Q. What is the most expensive part to replace in a furnace?

Some of the most expensive parts to replace in a furnace include a draft inducer motor at $1,500, a heat exchanger at an average of $1,500, and a blower motor at $2,000.

Q. How long does a heat exchanger last in a furnace?

Heat exchangers can last between 10 and 20 years depending on the quality and usage of the part and the quality of the furnace maintenance.

Q. How important is a heat exchanger in a furnace?

A heat exchanger is a vital component in a furnace.

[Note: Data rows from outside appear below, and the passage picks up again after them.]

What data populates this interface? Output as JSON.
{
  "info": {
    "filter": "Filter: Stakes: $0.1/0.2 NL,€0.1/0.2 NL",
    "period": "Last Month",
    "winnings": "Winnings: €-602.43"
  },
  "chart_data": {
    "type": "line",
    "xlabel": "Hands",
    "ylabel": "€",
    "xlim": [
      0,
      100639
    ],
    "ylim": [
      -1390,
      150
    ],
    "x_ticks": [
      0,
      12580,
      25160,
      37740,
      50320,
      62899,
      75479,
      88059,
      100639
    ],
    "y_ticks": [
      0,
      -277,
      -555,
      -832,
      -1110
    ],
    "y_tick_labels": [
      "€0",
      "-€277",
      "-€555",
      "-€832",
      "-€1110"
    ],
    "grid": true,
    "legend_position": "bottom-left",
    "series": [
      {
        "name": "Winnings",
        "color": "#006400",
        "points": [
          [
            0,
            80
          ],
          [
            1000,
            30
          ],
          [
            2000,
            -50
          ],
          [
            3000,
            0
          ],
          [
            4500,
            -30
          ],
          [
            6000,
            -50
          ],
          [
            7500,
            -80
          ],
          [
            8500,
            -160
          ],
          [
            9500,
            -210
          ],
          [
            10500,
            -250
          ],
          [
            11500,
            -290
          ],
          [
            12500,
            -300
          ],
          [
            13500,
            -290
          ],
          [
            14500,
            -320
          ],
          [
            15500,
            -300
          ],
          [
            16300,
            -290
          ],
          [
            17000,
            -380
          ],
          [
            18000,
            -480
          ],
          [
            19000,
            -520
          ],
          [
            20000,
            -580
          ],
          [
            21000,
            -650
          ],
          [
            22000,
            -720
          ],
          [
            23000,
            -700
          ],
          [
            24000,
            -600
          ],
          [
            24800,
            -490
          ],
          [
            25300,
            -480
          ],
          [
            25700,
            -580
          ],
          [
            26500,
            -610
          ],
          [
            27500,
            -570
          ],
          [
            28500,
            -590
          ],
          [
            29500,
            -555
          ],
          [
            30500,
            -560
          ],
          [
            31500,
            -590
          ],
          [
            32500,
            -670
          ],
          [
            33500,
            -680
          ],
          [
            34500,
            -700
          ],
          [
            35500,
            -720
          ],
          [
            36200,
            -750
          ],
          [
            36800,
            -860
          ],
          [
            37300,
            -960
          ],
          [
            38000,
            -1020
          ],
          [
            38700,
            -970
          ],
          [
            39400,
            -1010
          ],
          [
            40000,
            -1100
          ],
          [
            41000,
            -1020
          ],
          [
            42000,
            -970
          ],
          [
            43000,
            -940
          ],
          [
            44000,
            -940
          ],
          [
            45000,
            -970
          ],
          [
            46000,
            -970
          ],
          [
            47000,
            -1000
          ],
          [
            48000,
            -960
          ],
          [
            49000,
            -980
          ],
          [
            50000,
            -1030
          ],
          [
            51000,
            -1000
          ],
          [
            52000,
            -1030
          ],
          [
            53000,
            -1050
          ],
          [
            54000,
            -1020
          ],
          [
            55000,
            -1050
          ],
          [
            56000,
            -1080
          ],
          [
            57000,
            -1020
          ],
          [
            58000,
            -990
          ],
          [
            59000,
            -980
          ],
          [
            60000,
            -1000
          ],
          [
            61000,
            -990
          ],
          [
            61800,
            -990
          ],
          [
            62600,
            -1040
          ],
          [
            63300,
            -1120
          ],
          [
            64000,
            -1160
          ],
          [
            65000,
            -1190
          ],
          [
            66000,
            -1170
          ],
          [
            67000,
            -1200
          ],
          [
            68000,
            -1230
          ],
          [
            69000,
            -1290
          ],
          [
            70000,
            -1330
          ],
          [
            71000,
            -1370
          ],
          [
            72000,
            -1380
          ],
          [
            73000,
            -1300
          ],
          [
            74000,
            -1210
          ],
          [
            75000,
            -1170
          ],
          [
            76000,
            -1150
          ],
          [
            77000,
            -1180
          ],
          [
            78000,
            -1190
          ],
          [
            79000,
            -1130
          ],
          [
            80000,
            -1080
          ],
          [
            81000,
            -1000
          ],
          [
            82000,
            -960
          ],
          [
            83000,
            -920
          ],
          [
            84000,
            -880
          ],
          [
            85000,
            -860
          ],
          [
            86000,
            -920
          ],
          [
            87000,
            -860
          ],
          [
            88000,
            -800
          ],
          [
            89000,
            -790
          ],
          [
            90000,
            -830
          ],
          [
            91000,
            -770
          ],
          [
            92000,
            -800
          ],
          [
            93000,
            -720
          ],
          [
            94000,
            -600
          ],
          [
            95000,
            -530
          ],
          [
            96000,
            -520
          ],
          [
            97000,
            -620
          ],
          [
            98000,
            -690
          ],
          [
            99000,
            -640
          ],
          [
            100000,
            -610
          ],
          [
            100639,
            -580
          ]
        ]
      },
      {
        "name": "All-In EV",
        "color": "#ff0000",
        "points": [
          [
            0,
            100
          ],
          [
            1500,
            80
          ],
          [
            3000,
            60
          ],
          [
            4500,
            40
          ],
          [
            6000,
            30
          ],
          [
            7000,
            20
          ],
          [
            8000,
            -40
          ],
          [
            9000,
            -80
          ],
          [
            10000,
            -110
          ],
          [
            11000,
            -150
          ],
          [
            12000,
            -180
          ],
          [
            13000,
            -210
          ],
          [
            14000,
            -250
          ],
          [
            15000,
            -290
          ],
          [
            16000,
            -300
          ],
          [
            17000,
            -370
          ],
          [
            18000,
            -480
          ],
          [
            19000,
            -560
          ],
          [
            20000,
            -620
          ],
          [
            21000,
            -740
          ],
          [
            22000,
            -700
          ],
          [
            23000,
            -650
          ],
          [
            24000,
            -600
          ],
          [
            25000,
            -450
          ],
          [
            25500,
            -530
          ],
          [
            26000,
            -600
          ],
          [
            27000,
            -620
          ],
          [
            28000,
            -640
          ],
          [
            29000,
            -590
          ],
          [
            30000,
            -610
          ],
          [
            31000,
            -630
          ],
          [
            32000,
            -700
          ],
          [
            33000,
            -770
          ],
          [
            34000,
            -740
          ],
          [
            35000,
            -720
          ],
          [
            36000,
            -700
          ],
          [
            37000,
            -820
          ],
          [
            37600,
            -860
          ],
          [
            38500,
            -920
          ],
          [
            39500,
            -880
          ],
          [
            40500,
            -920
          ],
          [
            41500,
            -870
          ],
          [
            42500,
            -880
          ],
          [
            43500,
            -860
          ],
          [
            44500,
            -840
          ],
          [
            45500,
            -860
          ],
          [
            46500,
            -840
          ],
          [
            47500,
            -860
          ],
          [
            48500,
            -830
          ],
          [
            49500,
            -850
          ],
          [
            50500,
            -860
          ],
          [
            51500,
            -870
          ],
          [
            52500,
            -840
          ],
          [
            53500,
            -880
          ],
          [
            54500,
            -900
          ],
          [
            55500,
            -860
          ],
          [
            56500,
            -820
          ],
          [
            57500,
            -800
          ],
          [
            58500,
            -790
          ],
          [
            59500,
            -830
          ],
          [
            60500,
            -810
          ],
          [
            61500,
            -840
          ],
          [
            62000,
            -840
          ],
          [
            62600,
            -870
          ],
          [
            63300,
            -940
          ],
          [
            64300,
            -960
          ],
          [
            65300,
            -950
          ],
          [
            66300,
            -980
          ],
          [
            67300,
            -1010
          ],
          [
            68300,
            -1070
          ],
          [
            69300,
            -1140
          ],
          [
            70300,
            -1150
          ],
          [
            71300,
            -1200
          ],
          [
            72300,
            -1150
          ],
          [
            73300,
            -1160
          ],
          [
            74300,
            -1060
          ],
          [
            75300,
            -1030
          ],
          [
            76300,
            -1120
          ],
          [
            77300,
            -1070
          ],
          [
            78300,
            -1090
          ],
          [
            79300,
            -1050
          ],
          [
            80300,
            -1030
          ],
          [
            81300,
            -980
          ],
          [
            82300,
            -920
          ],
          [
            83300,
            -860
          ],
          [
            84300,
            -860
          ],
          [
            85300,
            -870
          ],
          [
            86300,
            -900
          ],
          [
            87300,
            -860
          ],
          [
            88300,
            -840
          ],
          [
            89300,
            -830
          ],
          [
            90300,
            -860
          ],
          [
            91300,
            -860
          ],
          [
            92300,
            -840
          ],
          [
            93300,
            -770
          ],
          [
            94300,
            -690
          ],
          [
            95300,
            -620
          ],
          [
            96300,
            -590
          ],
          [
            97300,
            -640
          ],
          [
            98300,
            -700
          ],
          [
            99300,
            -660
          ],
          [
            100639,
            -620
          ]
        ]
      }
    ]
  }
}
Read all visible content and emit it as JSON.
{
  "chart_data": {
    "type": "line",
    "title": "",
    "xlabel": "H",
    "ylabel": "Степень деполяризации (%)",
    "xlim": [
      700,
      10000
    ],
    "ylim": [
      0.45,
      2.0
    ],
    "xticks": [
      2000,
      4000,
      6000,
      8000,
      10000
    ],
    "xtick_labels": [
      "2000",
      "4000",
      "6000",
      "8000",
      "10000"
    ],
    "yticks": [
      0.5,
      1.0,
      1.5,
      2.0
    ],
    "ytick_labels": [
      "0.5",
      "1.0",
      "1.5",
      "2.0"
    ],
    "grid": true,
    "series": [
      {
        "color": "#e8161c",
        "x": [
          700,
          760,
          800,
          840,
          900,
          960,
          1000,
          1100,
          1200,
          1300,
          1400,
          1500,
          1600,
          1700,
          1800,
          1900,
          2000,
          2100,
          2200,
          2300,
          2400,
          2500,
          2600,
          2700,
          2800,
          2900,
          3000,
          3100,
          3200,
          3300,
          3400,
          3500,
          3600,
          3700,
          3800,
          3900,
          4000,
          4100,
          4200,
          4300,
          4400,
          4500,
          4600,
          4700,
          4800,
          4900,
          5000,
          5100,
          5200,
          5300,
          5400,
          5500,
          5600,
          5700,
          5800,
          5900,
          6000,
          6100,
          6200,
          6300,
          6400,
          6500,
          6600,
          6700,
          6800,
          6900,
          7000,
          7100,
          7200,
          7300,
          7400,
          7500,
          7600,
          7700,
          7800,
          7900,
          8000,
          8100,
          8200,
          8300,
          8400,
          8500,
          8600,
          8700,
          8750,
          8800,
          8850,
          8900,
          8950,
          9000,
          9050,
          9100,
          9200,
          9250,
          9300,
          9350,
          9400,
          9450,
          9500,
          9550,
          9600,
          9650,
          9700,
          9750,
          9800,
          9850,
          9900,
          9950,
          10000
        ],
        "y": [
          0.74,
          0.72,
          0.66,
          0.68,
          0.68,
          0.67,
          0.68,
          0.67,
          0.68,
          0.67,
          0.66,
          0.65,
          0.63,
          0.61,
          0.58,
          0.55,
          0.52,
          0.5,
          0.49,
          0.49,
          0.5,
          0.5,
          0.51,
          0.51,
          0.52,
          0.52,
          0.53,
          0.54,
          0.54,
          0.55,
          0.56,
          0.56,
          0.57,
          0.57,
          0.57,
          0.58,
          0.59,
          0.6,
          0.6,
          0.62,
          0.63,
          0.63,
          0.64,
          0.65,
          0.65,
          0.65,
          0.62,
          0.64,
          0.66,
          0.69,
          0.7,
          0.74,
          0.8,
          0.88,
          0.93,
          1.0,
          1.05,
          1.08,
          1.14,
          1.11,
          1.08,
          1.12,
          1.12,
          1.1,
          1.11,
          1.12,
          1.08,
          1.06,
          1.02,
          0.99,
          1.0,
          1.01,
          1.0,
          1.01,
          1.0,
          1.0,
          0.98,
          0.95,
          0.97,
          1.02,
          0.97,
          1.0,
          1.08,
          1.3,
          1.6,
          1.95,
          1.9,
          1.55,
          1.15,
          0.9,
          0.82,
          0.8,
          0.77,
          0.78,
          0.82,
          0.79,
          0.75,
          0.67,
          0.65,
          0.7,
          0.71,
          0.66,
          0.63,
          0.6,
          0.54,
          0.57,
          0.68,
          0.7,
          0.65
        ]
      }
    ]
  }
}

It needs to have an airtight seal to prevent toxic gases from entering a home.

“In the context of heating, a furnace’s heat exchanger transfers heat from the combustion gases to the air blown through the building’s ducts,” explains Snell. “This efficient process warms indoor air by utilizing the heat generated from burning fuel. The design ensures the separation of combustion gases and indoor air, thereby maintaining air quality and safety.

In cooling systems, such as air conditioners or refrigeration units, the heat exchanger operates in the reverse direction. It extracts heat from indoor air and releases it outside. Typically, this is achieved using a refrigerant fluid that absorbs indoor heat and expels it outdoors through the heat exchanger.”

Q. How long does it take to replace a heat exchanger?

Heat exchanger replacement can take between 5 and 8 hours, depending on the complexity of the job, the furnace type, and the experience of the technician.